Das alte Atelier

Das Ticken der Schwe­be­an­ker­uhr wür­de die japa­ni­sche Säge ger­ne noch ein­mal hören, aber im Moment als die Türe zuge­zo­gen wur­de, war das Ende schon von lan­ger Hand geplant. Das Ate­lier hat­te sei­nen Zweck erfüllt, die neu­en Kunst­ar­bei­ten soll­ten mit dem Wort ins Wir­ken kommen. 

Nach eini­gen Wochen der wei­ten Stil­le mach­te sich eine neue Dimen­si­on breit, zuerst noch zag­haft; dann, das Licht, gewohnt die Arbeits­plät­ze zu beleuch­ten, begann sanft über den roten rau­en Bezug des Hockers zu strei­chen und nahm die Schat­ten der Wein­blät­ter mit, die es, einen neben den ande­ren, auf den Rie­men­bo­den der Stein­werk­statt warf.
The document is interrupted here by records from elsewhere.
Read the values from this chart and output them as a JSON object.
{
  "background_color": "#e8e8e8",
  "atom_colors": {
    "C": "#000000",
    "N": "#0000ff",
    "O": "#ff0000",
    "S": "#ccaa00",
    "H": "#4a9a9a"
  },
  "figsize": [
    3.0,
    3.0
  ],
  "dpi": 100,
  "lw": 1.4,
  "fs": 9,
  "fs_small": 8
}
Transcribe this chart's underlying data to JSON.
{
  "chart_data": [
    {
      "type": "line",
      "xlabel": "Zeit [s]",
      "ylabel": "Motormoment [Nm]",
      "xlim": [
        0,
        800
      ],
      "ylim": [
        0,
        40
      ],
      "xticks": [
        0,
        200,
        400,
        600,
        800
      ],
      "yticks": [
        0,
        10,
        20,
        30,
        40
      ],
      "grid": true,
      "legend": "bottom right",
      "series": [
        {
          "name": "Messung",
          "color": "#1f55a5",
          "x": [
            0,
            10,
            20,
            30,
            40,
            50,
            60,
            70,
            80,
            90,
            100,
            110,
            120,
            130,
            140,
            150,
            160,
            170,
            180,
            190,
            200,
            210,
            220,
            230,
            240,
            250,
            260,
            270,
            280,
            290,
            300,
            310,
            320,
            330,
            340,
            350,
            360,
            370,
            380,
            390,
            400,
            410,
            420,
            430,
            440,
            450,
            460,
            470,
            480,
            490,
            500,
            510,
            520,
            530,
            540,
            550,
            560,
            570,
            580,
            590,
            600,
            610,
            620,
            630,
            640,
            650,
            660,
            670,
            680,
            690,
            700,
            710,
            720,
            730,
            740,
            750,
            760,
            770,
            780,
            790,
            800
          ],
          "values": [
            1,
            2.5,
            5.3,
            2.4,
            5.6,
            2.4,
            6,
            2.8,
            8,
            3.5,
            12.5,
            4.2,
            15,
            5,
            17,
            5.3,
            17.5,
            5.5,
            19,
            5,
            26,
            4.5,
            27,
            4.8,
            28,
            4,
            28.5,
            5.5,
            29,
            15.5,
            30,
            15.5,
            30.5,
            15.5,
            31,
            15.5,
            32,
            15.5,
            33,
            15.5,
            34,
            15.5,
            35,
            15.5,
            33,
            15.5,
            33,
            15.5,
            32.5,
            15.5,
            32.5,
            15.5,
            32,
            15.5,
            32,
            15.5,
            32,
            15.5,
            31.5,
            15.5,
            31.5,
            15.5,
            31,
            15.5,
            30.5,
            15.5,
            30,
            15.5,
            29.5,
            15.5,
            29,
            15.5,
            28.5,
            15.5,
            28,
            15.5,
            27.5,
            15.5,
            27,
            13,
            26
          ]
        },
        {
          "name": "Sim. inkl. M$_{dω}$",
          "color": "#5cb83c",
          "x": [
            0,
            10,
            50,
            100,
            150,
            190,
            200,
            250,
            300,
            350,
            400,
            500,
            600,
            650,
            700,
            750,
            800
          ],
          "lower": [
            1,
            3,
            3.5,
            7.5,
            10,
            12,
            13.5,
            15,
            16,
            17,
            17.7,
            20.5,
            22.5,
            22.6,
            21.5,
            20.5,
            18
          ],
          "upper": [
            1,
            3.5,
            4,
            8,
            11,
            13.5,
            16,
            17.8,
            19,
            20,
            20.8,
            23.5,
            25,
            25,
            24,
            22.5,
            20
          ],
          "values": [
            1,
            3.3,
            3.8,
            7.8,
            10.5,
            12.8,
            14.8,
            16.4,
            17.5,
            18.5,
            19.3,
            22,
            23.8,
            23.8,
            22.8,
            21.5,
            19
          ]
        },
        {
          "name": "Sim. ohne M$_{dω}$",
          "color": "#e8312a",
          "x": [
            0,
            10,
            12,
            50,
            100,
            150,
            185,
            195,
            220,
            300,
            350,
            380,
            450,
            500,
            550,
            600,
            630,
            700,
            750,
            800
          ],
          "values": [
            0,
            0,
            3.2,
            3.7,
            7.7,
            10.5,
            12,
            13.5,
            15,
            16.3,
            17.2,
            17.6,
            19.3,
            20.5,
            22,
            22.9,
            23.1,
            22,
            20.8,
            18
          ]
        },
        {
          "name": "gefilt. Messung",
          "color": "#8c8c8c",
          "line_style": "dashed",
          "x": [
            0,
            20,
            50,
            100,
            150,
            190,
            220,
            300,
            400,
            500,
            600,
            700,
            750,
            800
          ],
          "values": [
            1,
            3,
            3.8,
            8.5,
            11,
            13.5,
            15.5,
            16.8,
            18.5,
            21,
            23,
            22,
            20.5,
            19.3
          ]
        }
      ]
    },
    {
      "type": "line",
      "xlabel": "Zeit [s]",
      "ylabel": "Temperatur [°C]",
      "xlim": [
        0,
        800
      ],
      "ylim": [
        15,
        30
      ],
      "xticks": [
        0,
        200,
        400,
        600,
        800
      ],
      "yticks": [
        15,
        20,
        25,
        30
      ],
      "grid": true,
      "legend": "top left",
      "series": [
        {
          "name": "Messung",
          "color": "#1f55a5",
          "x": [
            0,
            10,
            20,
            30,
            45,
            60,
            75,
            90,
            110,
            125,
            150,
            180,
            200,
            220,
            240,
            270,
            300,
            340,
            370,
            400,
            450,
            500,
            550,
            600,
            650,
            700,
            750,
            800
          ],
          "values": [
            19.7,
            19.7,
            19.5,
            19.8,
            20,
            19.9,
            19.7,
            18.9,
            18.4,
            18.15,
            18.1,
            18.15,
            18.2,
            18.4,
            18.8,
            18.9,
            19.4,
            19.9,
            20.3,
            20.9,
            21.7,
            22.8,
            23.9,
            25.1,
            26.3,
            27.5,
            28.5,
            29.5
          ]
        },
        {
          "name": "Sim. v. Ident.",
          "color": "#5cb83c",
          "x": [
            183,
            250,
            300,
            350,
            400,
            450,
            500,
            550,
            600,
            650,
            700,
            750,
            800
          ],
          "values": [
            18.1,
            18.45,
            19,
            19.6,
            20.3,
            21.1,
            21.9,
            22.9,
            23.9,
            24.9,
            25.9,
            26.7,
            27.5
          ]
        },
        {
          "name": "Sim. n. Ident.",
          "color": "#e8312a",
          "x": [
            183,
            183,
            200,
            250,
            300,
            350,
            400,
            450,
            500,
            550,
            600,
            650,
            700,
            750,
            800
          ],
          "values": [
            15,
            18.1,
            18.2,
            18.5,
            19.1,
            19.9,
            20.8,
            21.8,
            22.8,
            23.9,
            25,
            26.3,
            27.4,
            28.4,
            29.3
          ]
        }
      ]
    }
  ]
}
Der Staub hat­te das Flie­gen satt und leg­te eine pud­ri­ge Ober­flä­che über Alles, mar­kier­te so die Posi­ti­on der Din­ge auf das Genau­es­te, auf das jede noch so gerin­ge Ver­än­de­rung in der Lage der Objek­te bemerkt wer­den wür­de. Rost begann an den Schnei­den der Bei­tel und Spach­teln zu nagen. Der Gips in den geöff­ne­ten Säcken mach­te sich auf abzu­bin­den, ganz ohne die Zuga­be von Was­ser, die Feuch­tig­keit der Luft genüg­te den Kris­tal­len sich inein­an­der zu schie­ben. Im Schub­la­den mit den Bunt­stif­ten ist Tumult, eini­ge Far­ben möch­ten sich mischen, die Rezept­bü­cher waren unent­wegt am quat­schen und die Glas­plat­ten über dem Wasch­be­cken woll­ten ohne zu zögern zer­sprin­gen, muss­ten sich aber mit dem spie­geln der Räu­me begnü­gen, in denen sich das Nord­licht stau­te. Wor­te sind an die Stel­le von Werk­zeu­gen getre­ten, die­se mit Bedacht zu wäh­len, eben­so wie Klin­gen und Pin­sel zu pfle­gen und an dem feins­ten der Werk­stof­fe plas­tisch und auch skulp­tu­ral zu wir­ken, ist der neue Rah­men. Das geis­ti­ge Gebil­de mit Maß und Pro­por­ti­on ins Werk zu setz­ten braucht nur den Gedan­ken und die Schrift. Das ist der Werk-Stoff aus dem Geschich­te ist, in dem Gebo­te, Geset­ze, Gedich­te und Ein­kaufs­zet­tel ver­fasst sind, – es nimmt an, was immer es zu Neh­men gilt.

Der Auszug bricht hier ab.